Large Customers Growth

This quarter, ZoomInfo reported 1,760 enterprise customers paying more than $100,000 annually, a decrease of 60 from the previous quarter. We've no doubt shareholders would like to see the company regain its sales momentum.

ZoomInfo customers paying more than $100,000 annually

Profitability

What makes the software as a service business so attractive is that once the software is developed, it typically shouldn't cost much to provide it as an ongoing service to customers. ZoomInfo's gross profit margin, an important metric measuring how much money there's left after paying for servers, licenses, technical support, and other necessary running expenses, was 89.1% in Q1.

ZoomInfo Gross Margin (GAAP)

That means that for every $1 in revenue the company had $0.89 left to spend on developing new products, sales and marketing, and general administrative overhead. ZoomInfo's excellent gross margin allows it to fund large investments in product and sales during periods of rapid growth and achieve profitability when reaching maturity. It's also comforting to see its gross margin remain stable, indicating that ZoomInfo is controlling its costs and not under pressure from its competitors to lower prices.

Cash Is King

If you've followed StockStory for a while, you know that we emphasize free cash flow. Why, you ask? We believe that in the end, cash is king, and you can't use accounting profits to pay the bills. ZoomInfo's free cash flow came in at $103.1 million in Q1, down 14.9% year on year.

ZoomInfo Free Cash Flow

ZoomInfo has generated $445.4 million in free cash flow over the last 12 months, an eye-popping 35.7% of revenue. This robust FCF margin stems from its asset-lite business model, scale advantages, and strong competitive positioning, giving it the option to return capital to shareholders or reinvest in its business while maintaining a healthy cash balance.

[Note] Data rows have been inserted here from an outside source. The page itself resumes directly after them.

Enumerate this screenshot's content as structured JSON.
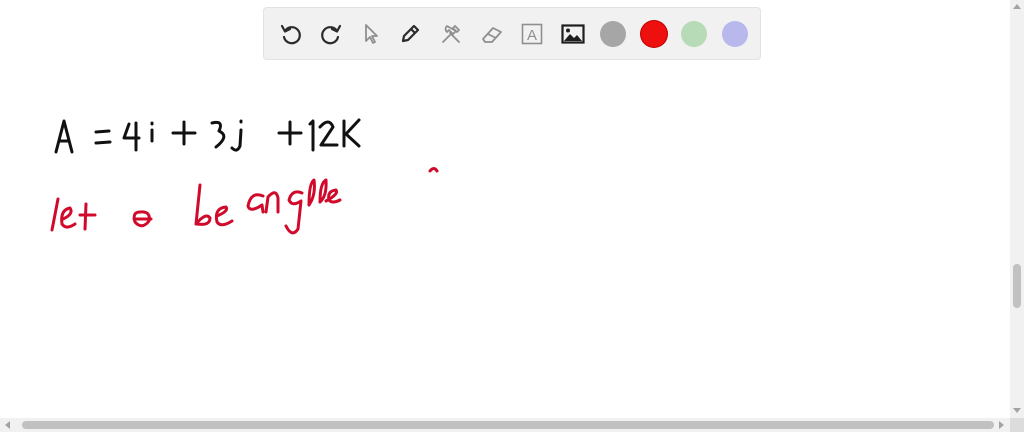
{
  "toolbar": {
    "tools": [
      {
        "name": "undo-icon"
      },
      {
        "name": "redo-icon"
      },
      {
        "name": "pointer-icon"
      },
      {
        "name": "pen-icon"
      },
      {
        "name": "tools-icon"
      },
      {
        "name": "eraser-icon"
      },
      {
        "name": "text-icon",
        "glyph": "A"
      },
      {
        "name": "image-icon"
      }
    ],
    "colors": [
      "#a6a6a6",
      "#ee0f0f",
      "#b7dbb6",
      "#b8b8ec"
    ],
    "selected_color": "#ee0f0f"
  },
  "canvas": {
    "ink_colors": {
      "black": "#111111",
      "red": "#d10a2b"
    }
  }
}
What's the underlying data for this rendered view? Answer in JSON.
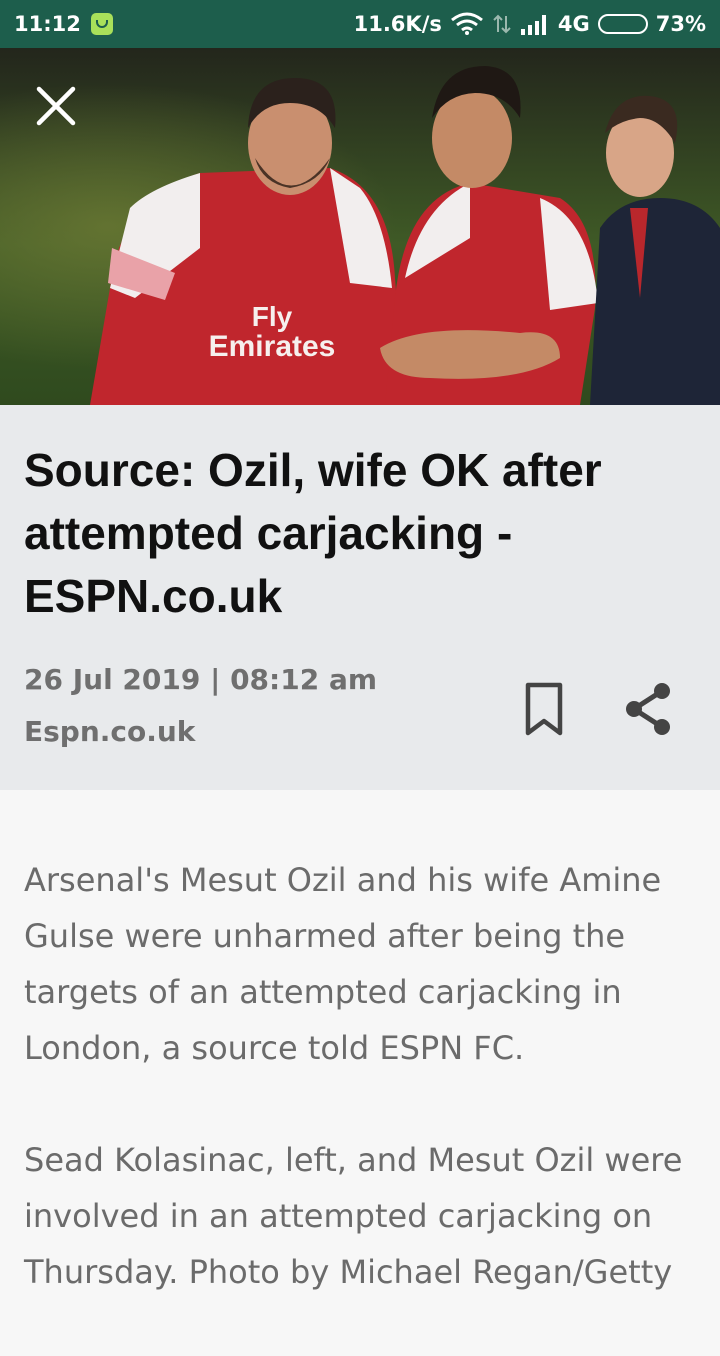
{
  "status_bar": {
    "time": "11:12",
    "network_speed": "11.6K/s",
    "network_type": "4G",
    "battery_percent": "73%",
    "battery_level": 0.73,
    "icons": [
      "app-notification-icon",
      "wifi-icon",
      "data-arrows-icon",
      "signal-icon",
      "battery-icon"
    ]
  },
  "hero": {
    "description_icon": "article-photo",
    "close_icon": "close-icon"
  },
  "article": {
    "headline": "Source: Ozil, wife OK after attempted carjacking - ESPN.co.uk",
    "date_time": "26 Jul 2019 | 08:12 am",
    "source": "Espn.co.uk",
    "paragraphs": [
      "Arsenal's Mesut Ozil and his wife Amine Gulse were unharmed after being the targets of an attempted carjacking in London, a source told ESPN FC.",
      "Sead Kolasinac, left, and Mesut Ozil were involved in an attempted carjacking on Thursday. Photo by Michael Regan/Getty"
    ]
  },
  "actions": {
    "bookmark_icon": "bookmark-icon",
    "share_icon": "share-icon"
  },
  "colors": {
    "status_bar_bg": "#1d5e4c",
    "header_panel_bg": "#e8eaec",
    "body_bg": "#f7f7f7",
    "headline_color": "#111111",
    "meta_color": "#6f6f6f",
    "body_text_color": "#6b6b6b"
  }
}
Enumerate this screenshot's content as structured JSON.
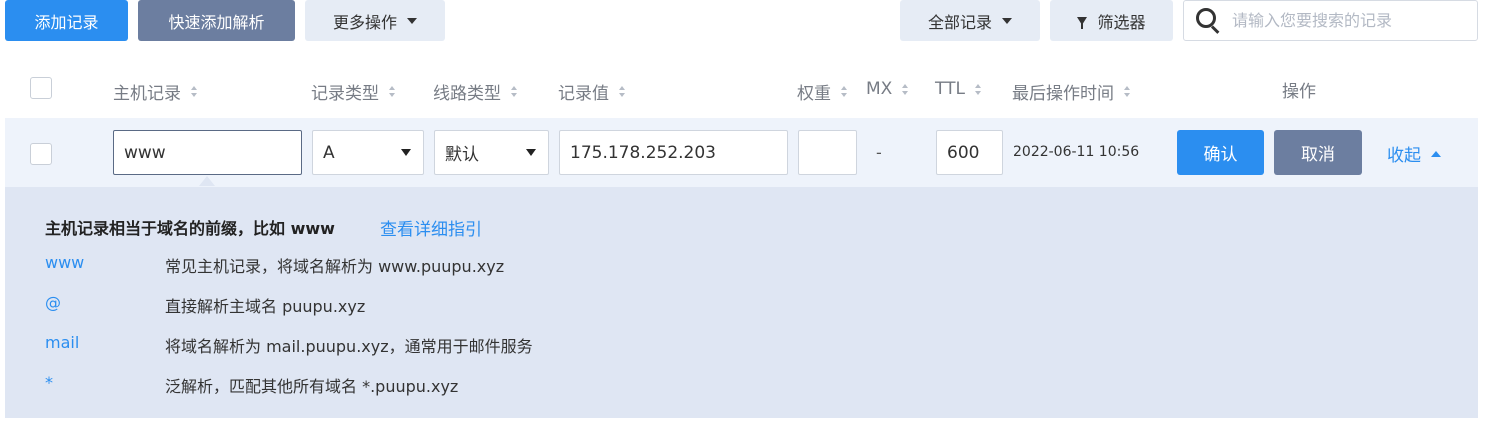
{
  "toolbar": {
    "add_record": "添加记录",
    "quick_add": "快速添加解析",
    "more_actions": "更多操作",
    "all_records": "全部记录",
    "filter": "筛选器",
    "search_placeholder": "请输入您要搜索的记录"
  },
  "columns": {
    "host": "主机记录",
    "type": "记录类型",
    "line": "线路类型",
    "value": "记录值",
    "weight": "权重",
    "mx": "MX",
    "ttl": "TTL",
    "last_op": "最后操作时间",
    "actions": "操作"
  },
  "edit_row": {
    "host": "www",
    "type": "A",
    "line": "默认",
    "value": "175.178.252.203",
    "weight": "",
    "mx": "-",
    "ttl": "600",
    "last_op": "2022-06-11 10:56",
    "confirm": "确认",
    "cancel": "取消",
    "collapse": "收起"
  },
  "help": {
    "title": "主机记录相当于域名的前缀，比如 www",
    "guide_link": "查看详细指引",
    "items": [
      {
        "key": "www",
        "desc": "常见主机记录，将域名解析为 www.puupu.xyz"
      },
      {
        "key": "@",
        "desc": "直接解析主域名 puupu.xyz"
      },
      {
        "key": "mail",
        "desc": "将域名解析为 mail.puupu.xyz，通常用于邮件服务"
      },
      {
        "key": "*",
        "desc": "泛解析，匹配其他所有域名 *.puupu.xyz"
      }
    ]
  },
  "colors": {
    "primary": "#2b8ef0",
    "slate_button": "#6c7ea0",
    "light_button": "#e6ecf5",
    "edit_row_bg": "#eef3fb",
    "help_bg": "#dfe6f3"
  }
}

Key Takeaways from ZoomInfo's Q1 Results

We struggled to find many strong positives in these results. Revenue guidance missed analysts' expectations and customer numbers are declining. Overall, this was a tough quarter for ZoomInfo. The company is down 15.9% on the results and currently trades at $13.5 per share.

Is Now The Time?

ZoomInfo may have had a tough quarter, but investors should also consider its valuation and business qualities when assessing the investment opportunity.

Although we have other favorites, we understand the arguments that ZoomInfo isn't a bad business. We'd expect growth rates to moderate from here, but its revenue growth has been impressive over the last three years. And while its existing customers have been reducing their spending, which is a bit concerning, the good news is its bountiful generation of free cash flow empowers it to invest in growth initiatives.

ZoomInfo's price-to-sales ratio based on the next 12 months is 4.9x, suggesting the market is expecting more moderate growth relative to the hottest software stocks. We don't really see a big opportunity in the stock at the moment, but in the end, beauty is in the eye of the beholder. If you like ZoomInfo, it seems to be trading at a reasonable price right now.

Wall Street analysts covering the company had a one-year price target of $21.74 right before these results (compared to the current share price of $13.50).